The median baseline level of CRP for young adults is 0.8 mg/L (90th percentile is 3.0 mg/L). and the 99th centile is 10 mg/l,  but, CRP levels may increase from less than 50 μg/l to more than 500 mg/l, that is, 10,000-fold following an acute-phase reaction.  The baseline CRP increases with age and with body mass index. Some laboratories provide a choice for a routine CRP assay (suitable for the detection and monitoring of inflammatory disease) versus a highly sensitive CRP assay for the determination of cardiac risk.  CRP level is useful both in the clinical assessment of chronic inflammatory disorders and assessment of vascular inflammation; and therefore, in cardiovascular risk stratification. CRP level has been found to be an independent risk factor for atherosclerotic disease. In patients with coronary artery disease, high CRP level is associated with increased cardiovascular morbidity and mortality. High sensitivity CRP (hsCRP), a marker of systemic inflammation, has been identified as a valid biomarker of cardiovascular risk.  The best evidence to date supports the use of hs-CRP as an independent predictor of high risk for coronary artery disease.  The cut points of low risk (< 1.0 mg/L), average risk (1.0 to 3.0 mg/L), and high risk (>3.0 mg/L) correspond to approximate tertiles of hs-CRP in the adult population. The low-risk tertile has about half in relative risk compared with the high-risk tertile. 

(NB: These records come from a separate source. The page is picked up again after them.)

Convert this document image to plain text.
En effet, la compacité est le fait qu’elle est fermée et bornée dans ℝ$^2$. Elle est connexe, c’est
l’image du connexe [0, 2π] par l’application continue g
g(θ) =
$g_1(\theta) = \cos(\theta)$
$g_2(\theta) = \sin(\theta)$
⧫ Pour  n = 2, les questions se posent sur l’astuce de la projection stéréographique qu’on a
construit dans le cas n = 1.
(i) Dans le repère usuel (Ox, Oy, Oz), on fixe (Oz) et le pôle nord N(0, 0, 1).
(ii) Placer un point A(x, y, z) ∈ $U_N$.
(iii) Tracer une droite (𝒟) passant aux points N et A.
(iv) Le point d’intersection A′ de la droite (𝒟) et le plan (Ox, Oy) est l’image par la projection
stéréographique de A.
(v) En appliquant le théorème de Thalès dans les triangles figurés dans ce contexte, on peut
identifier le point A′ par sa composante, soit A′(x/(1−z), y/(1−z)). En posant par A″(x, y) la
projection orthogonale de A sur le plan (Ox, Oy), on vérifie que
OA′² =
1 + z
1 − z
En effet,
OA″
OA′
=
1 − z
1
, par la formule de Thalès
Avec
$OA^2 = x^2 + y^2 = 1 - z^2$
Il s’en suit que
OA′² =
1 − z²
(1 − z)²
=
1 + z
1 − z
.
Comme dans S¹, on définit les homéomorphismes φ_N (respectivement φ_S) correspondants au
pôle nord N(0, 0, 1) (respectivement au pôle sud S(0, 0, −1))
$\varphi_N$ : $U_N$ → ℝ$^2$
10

CRP rises rapidly reaching a peak in 2 days during an acute phase reaction. CRP decreases rapidly with the resolution of the acute phase response (with a half-life of 18 hours). High CRP level does not have diagnostic specificity as a large number of clinical conditions increase CRP. A high CRP lends support for suspected inflammatory disease, such as giant cell arteritis or polymyalgia rheumatica, when other features are sparse or absent. CRP more than 10 mg/L indicates clinically significant inflammation. Therefore, monitoring CRP levels may provide useful information on the diseases activity such as flare up of rheumatoid arthritis and giant cell arteritis.  However, elevations of CRP may occur in renal failure even without clinically significant inflammation. CRP usually does not increase (may be a slight rise) in scleroderma, polymyositis, and dermatomyositis. CRP levels also tend not to be elevated in SLE unless serositis or synovitis is present.